Temps de lecture : 7 minutes
Accueil | Veille médias | Affaire Duhamel : revue de presse, médias entre révélations, rapprochements et mutisme

Affaire Duhamel : revue de presse, médias entre révélations, rapprochements et mutisme

Temps de lecture : 7 minutes

Red­if­fu­sion esti­vale. Pre­mière dif­fu­sion le 12 jan­vi­er 2021

Le 4 janvier 2021, suite à une enquête publiée dans Le Monde, faite à partir du livre de Camille Kouchner, “La Familia grande” (sorti le 7 janvier), l’information tombe, Olivier Duhamel est accusé d’inceste envers son beau-fils de 13 ans.

Depuis ces révéla­tions, une enquête a été ouverte par le min­istère pub­lic ; côté médias, on en apprend plus chaque jour sur cette his­toire mais encore une fois, le traite­ment n’est pas uni­forme.

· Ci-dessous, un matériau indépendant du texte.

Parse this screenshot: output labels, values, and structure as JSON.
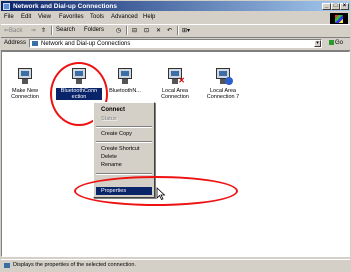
{
  "window": {
    "title": "Network and Dial-up Connections"
  },
  "title_buttons": {
    "minimize": "_",
    "maximize": "□",
    "close": "×"
  },
  "menu": [
    "File",
    "Edit",
    "View",
    "Favorites",
    "Tools",
    "Advanced",
    "Help"
  ],
  "toolbar": {
    "back": "⇐Back",
    "forward": "⇒",
    "up": "⇑",
    "search": "Search",
    "folders": "Folders",
    "history": "◷",
    "move": "⊟",
    "copy": "⊡",
    "delete": "✕",
    "undo": "↶",
    "views": "⊞▾"
  },
  "address": {
    "label": "Address",
    "value": "Network and Dial-up Connections",
    "go": "Go"
  },
  "connections": [
    {
      "label": "Make New Connection",
      "selected": false
    },
    {
      "label": "BluetoothConn ection",
      "selected": true
    },
    {
      "label": "BluetoothN...",
      "selected": false
    },
    {
      "label": "Local Area Connection",
      "selected": false
    },
    {
      "label": "Local Area Connection 7",
      "selected": false
    }
  ],
  "context_menu": {
    "items": [
      {
        "label": "Connect",
        "style": "bold"
      },
      {
        "label": "Status",
        "style": "disabled"
      },
      {
        "label": "Create Copy",
        "style": "normal"
      },
      {
        "label": "Create Shortcut",
        "style": "normal"
      },
      {
        "label": "Delete",
        "style": "normal"
      },
      {
        "label": "Rename",
        "style": "normal"
      },
      {
        "label": "Properties",
        "style": "highlighted"
      }
    ]
  },
  "status_bar": {
    "text": "Displays the properties of the selected connection."
  },
  "colors": {
    "selection": "#0a246a",
    "annotation": "#e11111",
    "window_bg": "#d4d0c8"
  }
}
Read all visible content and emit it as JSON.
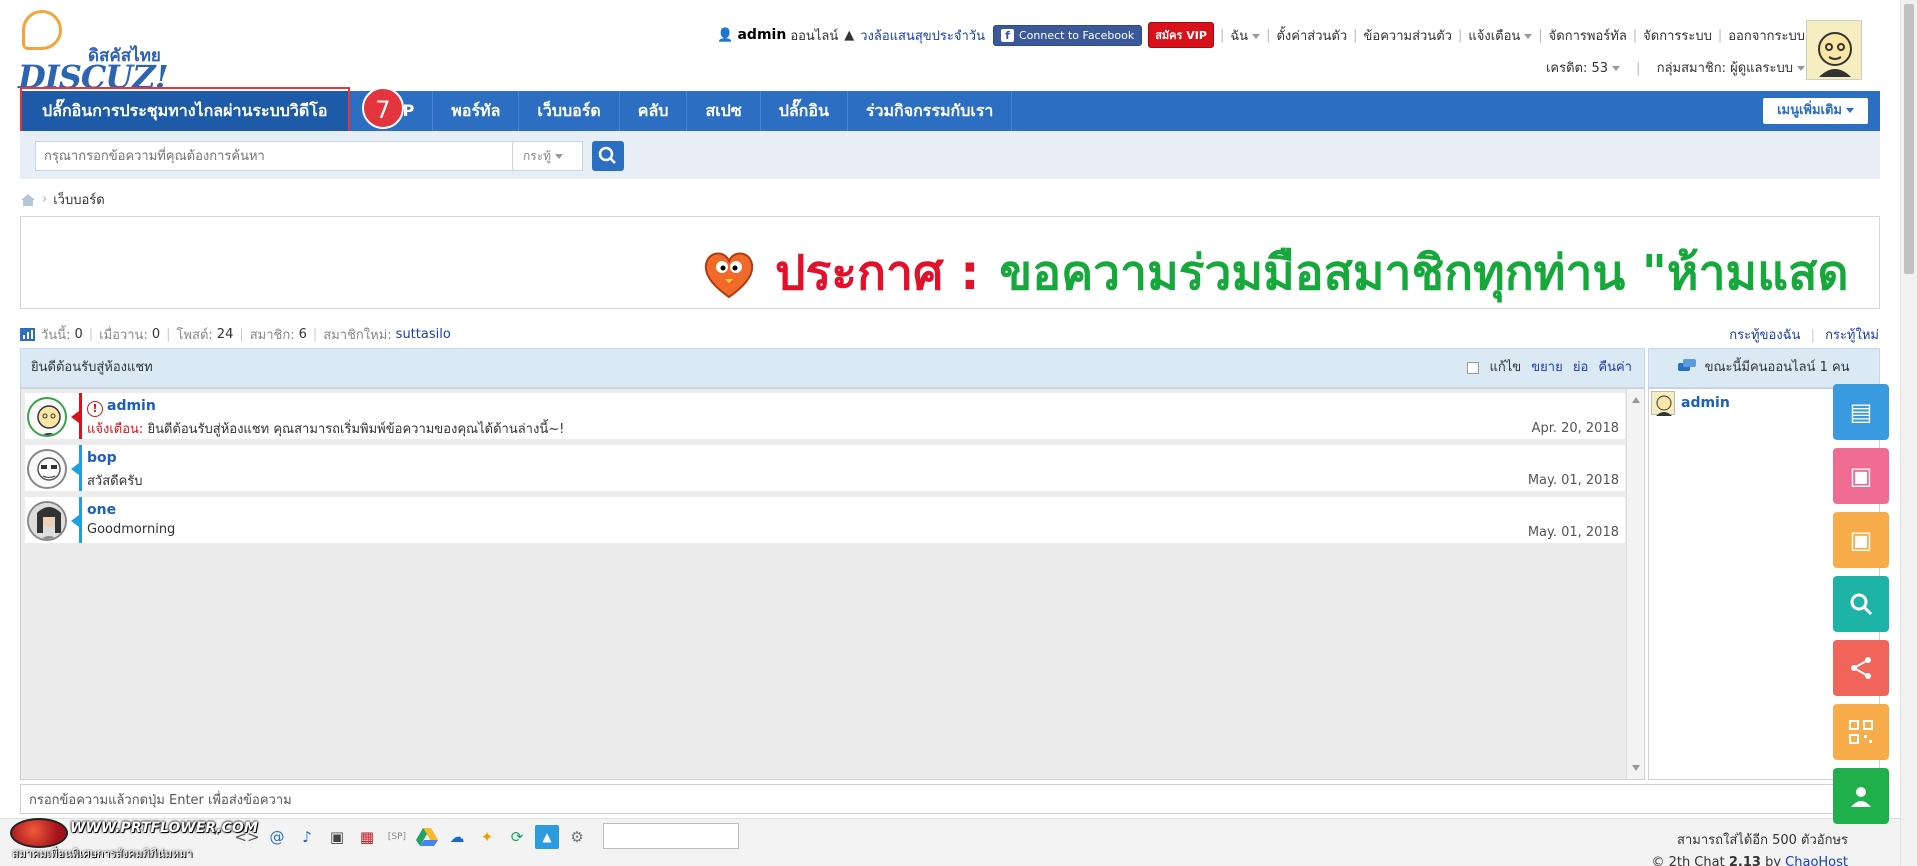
{
  "logo": {
    "thai": "ดิสคัสไทย",
    "word": "DISCUZ!"
  },
  "topbar": {
    "username": "admin",
    "online_label": "ออนไลน์",
    "link_group": "วงล้อแสนสุขประจำวัน",
    "facebook_label": "Connect to Facebook",
    "vip_label": "สมัคร VIP",
    "menu": [
      "ฉัน",
      "ตั้งค่าส่วนตัว",
      "ข้อความส่วนตัว",
      "แจ้งเตือน",
      "จัดการพอร์ทัล",
      "จัดการระบบ",
      "ออกจากระบบ"
    ]
  },
  "subbar": {
    "credit": "เครดิต: 53",
    "group": "กลุ่มสมาชิก: ผู้ดูแลระบบ"
  },
  "nav": {
    "items": [
      "ปลั๊กอินการประชุมทางไกลผ่านระบบวิดีโอ",
      "สู่VIP",
      "พอร์ทัล",
      "เว็บบอร์ด",
      "คลับ",
      "สเปซ",
      "ปลั๊กอิน",
      "ร่วมกิจกรรมกับเรา"
    ],
    "badge": "7",
    "more": "เมนูเพิ่มเติม"
  },
  "search": {
    "placeholder": "กรุณากรอกข้อความที่คุณต้องการค้นหา",
    "scope": "กระทู้"
  },
  "breadcrumb": {
    "current": "เว็บบอร์ด"
  },
  "announcement": {
    "label": "ประกาศ :",
    "text": "ขอความร่วมมือสมาชิกทุกท่าน \"ห้ามแสด"
  },
  "stats": {
    "today_label": "วันนี้:",
    "today": "0",
    "yesterday_label": "เมื่อวาน:",
    "yesterday": "0",
    "posts_label": "โพสต์:",
    "posts": "24",
    "members_label": "สมาชิก:",
    "members": "6",
    "newest_label": "สมาชิกใหม่:",
    "newest": "suttasilo",
    "right_links": [
      "กระทู้ของฉัน",
      "กระทู้ใหม่"
    ]
  },
  "chat": {
    "title": "ยินดีต้อนรับสู่ห้องแชท",
    "edit_label": "แก้ไข",
    "tools": [
      "ขยาย",
      "ย่อ",
      "คืนค่า"
    ],
    "messages": [
      {
        "name": "admin",
        "prefix": "แจ้งเตือน:",
        "text": "ยินดีต้อนรับสู่ห้องแชท คุณสามารถเริ่มพิมพ์ข้อความของคุณได้ด้านล่างนี้~!",
        "date": "Apr. 20, 2018"
      },
      {
        "name": "bop",
        "text": "สวัสดีครับ",
        "date": "May. 01, 2018"
      },
      {
        "name": "one",
        "text": "Goodmorning",
        "date": "May. 01, 2018"
      }
    ],
    "input_value": "กรอกข้อความแล้วกดปุ่ม Enter เพื่อส่งข้อความ"
  },
  "online": {
    "title": "ขณะนี้มีคนออนไลน์ 1 คน",
    "users": [
      "admin"
    ]
  },
  "toolbar": {
    "chars_left": "สามารถใส่ได้อีก 500 ตัวอักษร",
    "credit_prefix": "© 2th Chat",
    "credit_version": "2.13",
    "credit_by": "by",
    "credit_author": "ChaoHost"
  },
  "watermark": {
    "url": "WWW.PRTFLOWER.COM",
    "caption": "สมาคมเพื่อนพิเศษการสังคมภิภีน่มหมา"
  },
  "colors": {
    "nav": "#2c6fc2",
    "accent_red": "#e2102a",
    "accent_green": "#16a83b"
  }
}
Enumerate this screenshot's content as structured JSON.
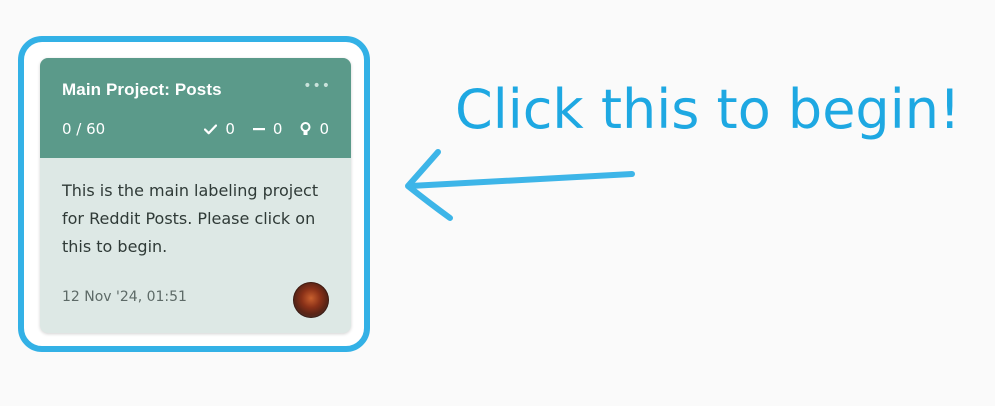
{
  "project_card": {
    "title": "Main Project: Posts",
    "menu_label": "•••",
    "progress": "0 / 60",
    "stats": {
      "completed": "0",
      "skipped": "0",
      "predictions": "0"
    },
    "description": "This is the main labeling project for Reddit Posts. Please click on this to begin.",
    "date": "12 Nov '24, 01:51"
  },
  "annotation": {
    "text": "Click this to begin!",
    "color": "#1ea8e2"
  },
  "colors": {
    "header": "#5b9a8a",
    "card_body": "#dde8e5",
    "highlight": "#33b1e6"
  },
  "icons": [
    "check-icon",
    "minus-icon",
    "lightbulb-icon",
    "more-icon",
    "avatar",
    "arrow-icon"
  ]
}
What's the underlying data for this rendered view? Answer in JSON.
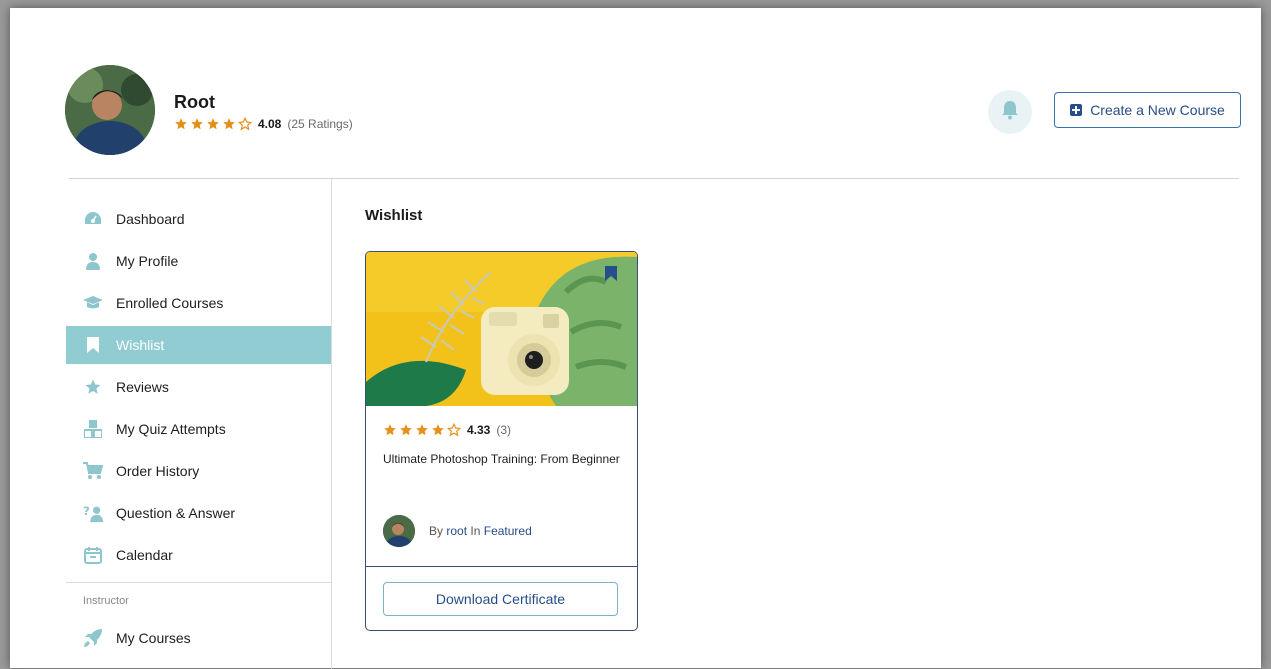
{
  "user": {
    "name": "Root",
    "rating_value": "4.08",
    "rating_count": "(25 Ratings)",
    "stars": 4
  },
  "header": {
    "create_course_label": "Create a New Course"
  },
  "sidebar": {
    "items": [
      {
        "label": "Dashboard",
        "icon": "dashboard-icon"
      },
      {
        "label": "My Profile",
        "icon": "user-icon"
      },
      {
        "label": "Enrolled Courses",
        "icon": "graduation-cap-icon"
      },
      {
        "label": "Wishlist",
        "icon": "bookmark-icon",
        "active": true
      },
      {
        "label": "Reviews",
        "icon": "star-icon"
      },
      {
        "label": "My Quiz Attempts",
        "icon": "quiz-icon"
      },
      {
        "label": "Order History",
        "icon": "cart-icon"
      },
      {
        "label": "Question & Answer",
        "icon": "question-icon"
      },
      {
        "label": "Calendar",
        "icon": "calendar-icon"
      }
    ],
    "section_label": "Instructor",
    "instructor_items": [
      {
        "label": "My Courses",
        "icon": "rocket-icon"
      }
    ]
  },
  "main": {
    "title": "Wishlist",
    "card": {
      "rating_value": "4.33",
      "rating_count": "(3)",
      "stars": 4,
      "title": "Ultimate Photoshop Training: From Beginner",
      "author_prefix": "By",
      "author": "root",
      "in_text": "In",
      "category": "Featured",
      "certificate_label": "Download Certificate"
    }
  },
  "colors": {
    "accent": "#92ccd3",
    "brand": "#264e8a",
    "star": "#e88f1a",
    "icon": "#8ec6cd"
  }
}
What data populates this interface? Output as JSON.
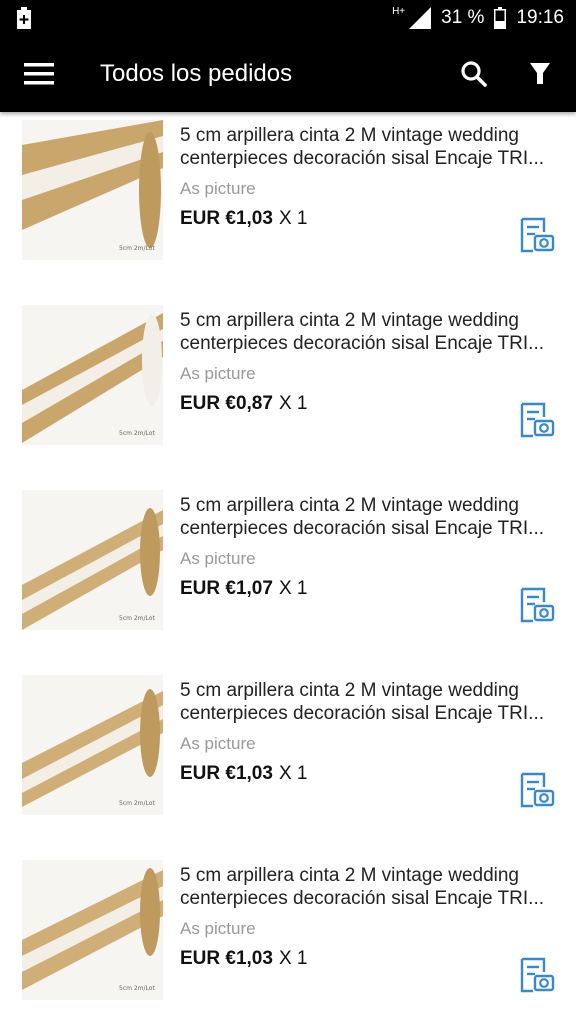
{
  "status_bar": {
    "network": "H+",
    "battery_percent": "31 %",
    "time": "19:16"
  },
  "app_bar": {
    "title": "Todos los pedidos",
    "icons": [
      "menu-icon",
      "search-icon",
      "filter-icon"
    ]
  },
  "orders": [
    {
      "title": "5 cm arpillera cinta 2 M vintage wedding centerpieces decoración sisal Encaje TRI...",
      "variant": "As picture",
      "price": "EUR €1,03",
      "quantity": "X 1",
      "thumb_caption": "5cm 2m/Lot"
    },
    {
      "title": "5 cm arpillera cinta 2 M vintage wedding centerpieces decoración sisal Encaje TRI...",
      "variant": "As picture",
      "price": "EUR €0,87",
      "quantity": "X 1",
      "thumb_caption": "5cm 2m/Lot"
    },
    {
      "title": "5 cm arpillera cinta 2 M vintage wedding centerpieces decoración sisal Encaje TRI...",
      "variant": "As picture",
      "price": "EUR €1,07",
      "quantity": "X 1",
      "thumb_caption": "5cm 2m/Lot"
    },
    {
      "title": "5 cm arpillera cinta 2 M vintage wedding centerpieces decoración sisal Encaje TRI...",
      "variant": "As picture",
      "price": "EUR €1,03",
      "quantity": "X 1",
      "thumb_caption": "5cm 2m/Lot"
    },
    {
      "title": "5 cm arpillera cinta 2 M vintage wedding centerpieces decoración sisal Encaje TRI...",
      "variant": "As picture",
      "price": "EUR €1,03",
      "quantity": "X 1",
      "thumb_caption": "5cm 2m/Lot"
    }
  ],
  "colors": {
    "app_bar": "#000000",
    "accent_icon": "#3a87c9",
    "burlap": "#c9a66b",
    "lace": "#f4f1ea"
  }
}
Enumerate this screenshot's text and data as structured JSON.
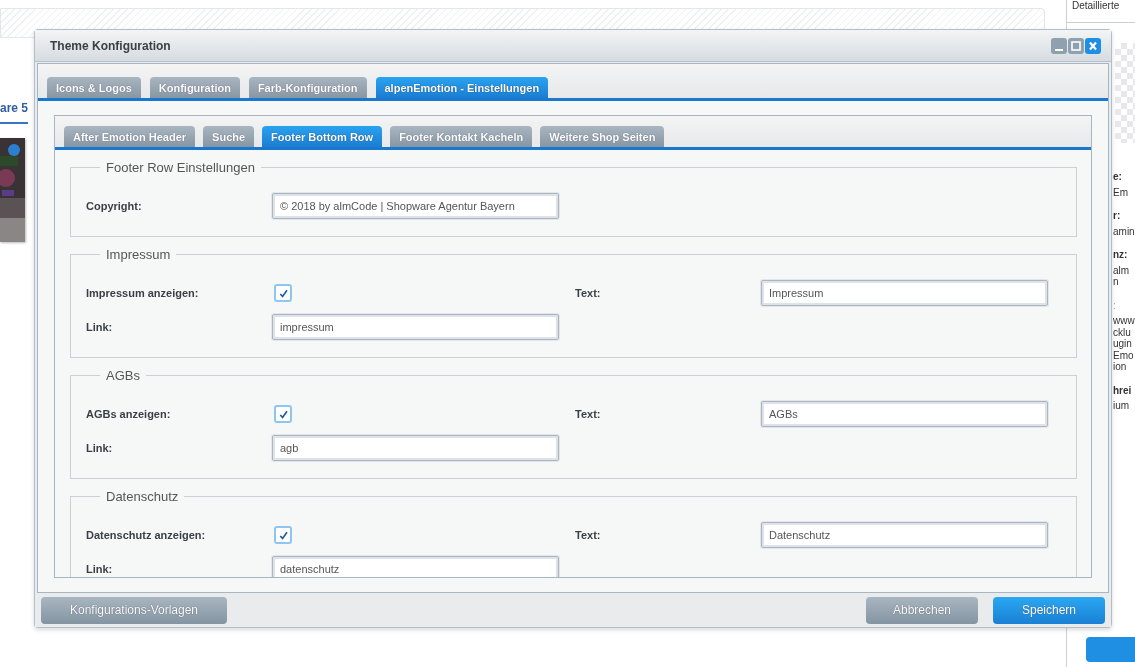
{
  "background": {
    "side_tab": "are 5",
    "panel_title": "Detaillierte",
    "panel_lines": [
      {
        "kind": "label",
        "text": "e:"
      },
      {
        "kind": "value",
        "text": "Em"
      },
      {
        "kind": "label",
        "text": "r:"
      },
      {
        "kind": "value",
        "text": "amin"
      },
      {
        "kind": "label",
        "text": "nz:"
      },
      {
        "kind": "value",
        "text": "alm"
      },
      {
        "kind": "value",
        "text": "n"
      },
      {
        "kind": "link",
        "text": ":"
      },
      {
        "kind": "value",
        "text": "www"
      },
      {
        "kind": "value",
        "text": "cklu"
      },
      {
        "kind": "value",
        "text": "ugin"
      },
      {
        "kind": "value",
        "text": "Emo"
      },
      {
        "kind": "value",
        "text": "ion"
      },
      {
        "kind": "label",
        "text": "hrei"
      },
      {
        "kind": "value",
        "text": "ium"
      }
    ]
  },
  "window": {
    "title": "Theme Konfiguration"
  },
  "tabs": [
    {
      "label": "Icons & Logos",
      "selected": false
    },
    {
      "label": "Konfiguration",
      "selected": false
    },
    {
      "label": "Farb-Konfiguration",
      "selected": false
    },
    {
      "label": "alpenEmotion - Einstellungen",
      "selected": true
    }
  ],
  "subtabs": [
    {
      "label": "After Emotion Header",
      "selected": false
    },
    {
      "label": "Suche",
      "selected": false
    },
    {
      "label": "Footer Bottom Row",
      "selected": true
    },
    {
      "label": "Footer Kontakt Kacheln",
      "selected": false
    },
    {
      "label": "Weitere Shop Seiten",
      "selected": false
    }
  ],
  "sections": [
    {
      "kind": "single",
      "legend": "Footer Row Einstellungen",
      "field": {
        "label": "Copyright:",
        "value": "© 2018 by almCode | Shopware Agentur Bayern"
      }
    },
    {
      "kind": "toggle",
      "legend": "Impressum",
      "show": {
        "label": "Impressum anzeigen:",
        "checked": true
      },
      "text": {
        "label": "Text:",
        "value": "Impressum"
      },
      "link": {
        "label": "Link:",
        "value": "impressum"
      }
    },
    {
      "kind": "toggle",
      "legend": "AGBs",
      "show": {
        "label": "AGBs anzeigen:",
        "checked": true
      },
      "text": {
        "label": "Text:",
        "value": "AGBs"
      },
      "link": {
        "label": "Link:",
        "value": "agb"
      }
    },
    {
      "kind": "toggle",
      "legend": "Datenschutz",
      "show": {
        "label": "Datenschutz anzeigen:",
        "checked": true
      },
      "text": {
        "label": "Text:",
        "value": "Datenschutz"
      },
      "link": {
        "label": "Link:",
        "value": "datenschutz"
      }
    }
  ],
  "footer": {
    "left_button": "Konfigurations-Vorlagen",
    "cancel_button": "Abbrechen",
    "save_button": "Speichern"
  }
}
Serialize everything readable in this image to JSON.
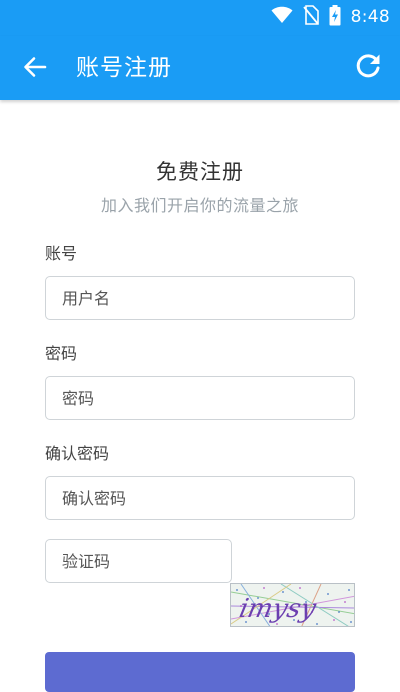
{
  "status_bar": {
    "time": "8:48",
    "icons": [
      "wifi-icon",
      "no-sim-icon",
      "battery-charging-icon"
    ]
  },
  "app_bar": {
    "title": "账号注册",
    "back_icon": "arrow-left-icon",
    "refresh_icon": "refresh-icon"
  },
  "form": {
    "heading": "免费注册",
    "subheading": "加入我们开启你的流量之旅",
    "account": {
      "label": "账号",
      "placeholder": "用户名"
    },
    "password": {
      "label": "密码",
      "placeholder": "密码"
    },
    "confirm_password": {
      "label": "确认密码",
      "placeholder": "确认密码"
    },
    "captcha": {
      "placeholder": "验证码",
      "image_text": "imysy"
    }
  },
  "colors": {
    "primary": "#1a9cf5",
    "submit_button": "#5d6bd1",
    "subtitle": "#9aa3aa",
    "input_border": "#cfd4d8"
  }
}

Revue de presse de la nou­velle affaire qui touche la gauche soixante-huitarde.

Ariane Chemin du Monde, la journaliste qui se fait le relais du livre

Si un média abonde dans la prop­a­ga­tion d’informations sur ce sujet, c’est Le Monde. “L’enquête” qui a mis le feu aux poudres y a été pub­liée en exclu­siv­ité, par une de ses grands reporters, Ari­ane Chemin.

Depuis, Le Monde se fait l’écho de tous les rebondisse­ments  et a même dévoilé une autre enquête, sur “Sci­ences Po, cœur du pou­voir d’Olivier Duhamel”. Il est vrai que Camille Kouch­n­er, auteur du livre qui a révélé l’affaire est la com­pagne de Louis Drey­fus… du Monde.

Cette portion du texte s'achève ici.